La conférence de Patrick Viveret est lumineuse et son discours habité par une vision à la fois savante et inspirée qui ouvre des perspectives enthousiasmantes. A voir absolument pour tous ceux qui s’interrogent sur le sens des crises que nous vivons et sur la possibilité que nous avons de les surmonter en participant, ensemble et séparément, à la dynamique créatrice de l’évolution.

Philosophe, essayiste, ancien conseiller référendaire à la Cour des Comptes, Patrick Viveret est l’auteur de nombreux livres dont Pourquoi ça ne va pas plus mal (2005), Pour un nouvel imaginaire politique (collectif 2006), Comment vivre en temps de crise (avec Edgar Morin, 2010), De la convivialité, dialogues sur la société conviviale à venir (collectif 2011). Il est nommé par Guy Hascoët (secrétaire d’Etat à l’économie solidaire) de diriger la mission « nouveaux facteurs de richesse » (2001-2004) qui aboutira au rapport « Reconsidérer la richesse »

Patrick Viveret est à l'origine de la Monnaie complémentaire Sol, dont trois expérimentations (au Nord-Pas-de-Calais, en Île-de-France et en Bretagne) ont été lancées en mars 2006. Il est aussi le co-fondateur des rencontres internationales « Dialogues en Humanité ». Nous avons présenté ici ses réflexions sur la sobriété heureuse.

Au Coeur de la Monnaie. Bernard Lietaer




Bernard Lietaer : au cœur de la monnaie from UNIVERSITE INTEGRALE on Vimeo.

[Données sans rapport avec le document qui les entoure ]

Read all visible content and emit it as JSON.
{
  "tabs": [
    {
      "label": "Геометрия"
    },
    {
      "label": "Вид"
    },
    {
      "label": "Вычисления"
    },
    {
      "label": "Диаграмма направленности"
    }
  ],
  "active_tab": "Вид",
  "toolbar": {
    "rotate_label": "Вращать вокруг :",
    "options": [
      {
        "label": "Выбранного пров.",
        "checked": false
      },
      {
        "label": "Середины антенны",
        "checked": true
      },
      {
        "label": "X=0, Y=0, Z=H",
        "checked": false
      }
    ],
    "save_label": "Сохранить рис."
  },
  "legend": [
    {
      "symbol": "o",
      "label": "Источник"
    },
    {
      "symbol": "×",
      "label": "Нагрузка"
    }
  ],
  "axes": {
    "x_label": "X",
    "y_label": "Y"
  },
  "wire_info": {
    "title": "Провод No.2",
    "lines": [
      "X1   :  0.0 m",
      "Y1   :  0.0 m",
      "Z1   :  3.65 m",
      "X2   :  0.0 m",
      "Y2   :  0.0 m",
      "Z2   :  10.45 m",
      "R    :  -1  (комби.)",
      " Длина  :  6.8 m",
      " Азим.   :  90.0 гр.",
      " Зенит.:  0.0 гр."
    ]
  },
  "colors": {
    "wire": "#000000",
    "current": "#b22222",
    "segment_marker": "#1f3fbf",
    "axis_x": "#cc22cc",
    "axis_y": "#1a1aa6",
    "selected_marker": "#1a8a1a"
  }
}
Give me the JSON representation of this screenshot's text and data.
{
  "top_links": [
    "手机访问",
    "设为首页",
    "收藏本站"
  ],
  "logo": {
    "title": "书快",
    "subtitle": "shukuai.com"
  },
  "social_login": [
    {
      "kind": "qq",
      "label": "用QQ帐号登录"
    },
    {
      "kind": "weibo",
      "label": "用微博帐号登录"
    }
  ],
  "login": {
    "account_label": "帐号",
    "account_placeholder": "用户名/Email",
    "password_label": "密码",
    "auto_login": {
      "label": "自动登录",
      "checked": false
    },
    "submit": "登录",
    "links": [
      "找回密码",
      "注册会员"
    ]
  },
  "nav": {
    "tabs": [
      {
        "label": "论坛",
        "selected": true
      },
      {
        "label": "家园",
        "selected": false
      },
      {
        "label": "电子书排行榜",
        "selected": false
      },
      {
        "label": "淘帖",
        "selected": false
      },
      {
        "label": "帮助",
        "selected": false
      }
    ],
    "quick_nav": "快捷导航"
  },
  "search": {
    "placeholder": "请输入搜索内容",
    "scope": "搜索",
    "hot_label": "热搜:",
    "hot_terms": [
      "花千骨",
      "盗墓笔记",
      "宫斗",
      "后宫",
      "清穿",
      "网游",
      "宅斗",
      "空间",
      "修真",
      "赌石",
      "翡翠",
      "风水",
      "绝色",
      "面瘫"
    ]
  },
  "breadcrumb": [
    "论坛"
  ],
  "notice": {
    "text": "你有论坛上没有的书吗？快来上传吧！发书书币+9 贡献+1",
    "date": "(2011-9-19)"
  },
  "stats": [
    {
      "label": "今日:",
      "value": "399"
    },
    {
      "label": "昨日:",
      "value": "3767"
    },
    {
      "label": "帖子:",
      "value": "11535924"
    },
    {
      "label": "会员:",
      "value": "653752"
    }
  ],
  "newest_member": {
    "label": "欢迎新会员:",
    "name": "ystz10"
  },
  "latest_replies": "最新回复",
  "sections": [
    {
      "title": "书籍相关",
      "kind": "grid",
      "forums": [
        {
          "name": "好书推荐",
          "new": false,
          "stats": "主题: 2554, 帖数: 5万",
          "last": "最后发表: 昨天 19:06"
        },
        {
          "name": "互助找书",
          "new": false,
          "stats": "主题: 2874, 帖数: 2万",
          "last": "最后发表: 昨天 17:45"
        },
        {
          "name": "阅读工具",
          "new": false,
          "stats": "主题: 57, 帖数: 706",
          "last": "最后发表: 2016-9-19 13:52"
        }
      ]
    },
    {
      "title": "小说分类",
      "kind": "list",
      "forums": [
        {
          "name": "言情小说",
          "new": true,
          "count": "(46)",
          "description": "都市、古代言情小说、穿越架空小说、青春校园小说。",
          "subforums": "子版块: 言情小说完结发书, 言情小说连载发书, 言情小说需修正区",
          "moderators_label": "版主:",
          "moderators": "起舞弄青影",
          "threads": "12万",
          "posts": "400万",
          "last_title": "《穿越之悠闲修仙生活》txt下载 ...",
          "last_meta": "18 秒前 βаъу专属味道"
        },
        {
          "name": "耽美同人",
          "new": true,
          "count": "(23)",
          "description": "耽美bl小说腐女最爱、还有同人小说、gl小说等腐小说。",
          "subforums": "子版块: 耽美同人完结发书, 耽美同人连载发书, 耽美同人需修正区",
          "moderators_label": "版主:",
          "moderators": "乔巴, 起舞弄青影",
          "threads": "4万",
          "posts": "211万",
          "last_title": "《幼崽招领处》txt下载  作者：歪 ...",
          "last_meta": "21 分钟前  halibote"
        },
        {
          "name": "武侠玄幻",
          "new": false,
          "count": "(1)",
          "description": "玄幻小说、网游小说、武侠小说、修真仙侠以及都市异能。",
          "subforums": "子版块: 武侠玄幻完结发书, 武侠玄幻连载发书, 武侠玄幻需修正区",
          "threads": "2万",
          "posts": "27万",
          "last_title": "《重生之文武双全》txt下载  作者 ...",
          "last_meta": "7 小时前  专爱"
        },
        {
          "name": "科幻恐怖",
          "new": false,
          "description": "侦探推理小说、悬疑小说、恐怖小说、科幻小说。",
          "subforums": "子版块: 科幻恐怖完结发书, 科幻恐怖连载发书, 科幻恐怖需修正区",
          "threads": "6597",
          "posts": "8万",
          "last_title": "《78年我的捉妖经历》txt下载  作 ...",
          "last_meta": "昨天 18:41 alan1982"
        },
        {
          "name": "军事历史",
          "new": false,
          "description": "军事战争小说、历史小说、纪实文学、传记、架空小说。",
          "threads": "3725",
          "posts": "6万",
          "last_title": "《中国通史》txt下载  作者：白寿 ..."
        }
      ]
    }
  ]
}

Dans les deux billets consacrés à une vision intégrale de la monnaie nous avions présenté quelques éléments concernant les recherches menées par Bernard Lietaer. La monnaie représente pour lui une projection de l’inconscient collectif des sociétés. Il utilise les concepts de la psychologie collective élaborés par Jung pour interpréter le rôle des archétypes qui structurent cet inconscient collectif à travers des séquences d’émotions et d’actions pouvant être observés à travers le temps et les cultures.

Lié à l’abondance matérielle, à la sexualité, à la fertilité et à la monnaie, l’archétype de la Déesse Mère, dominant dans les sociétés primitives, représente la matrice primordiale d’où émerge la puissance vitale et l’abondance à travers laquelle se manifeste cette puissance originelle. Le mot monnaie vient d’ailleurs de Juno Moneta, une représentation grecque de la déesse mère dans le temple de laquelle était frappé la monnaie.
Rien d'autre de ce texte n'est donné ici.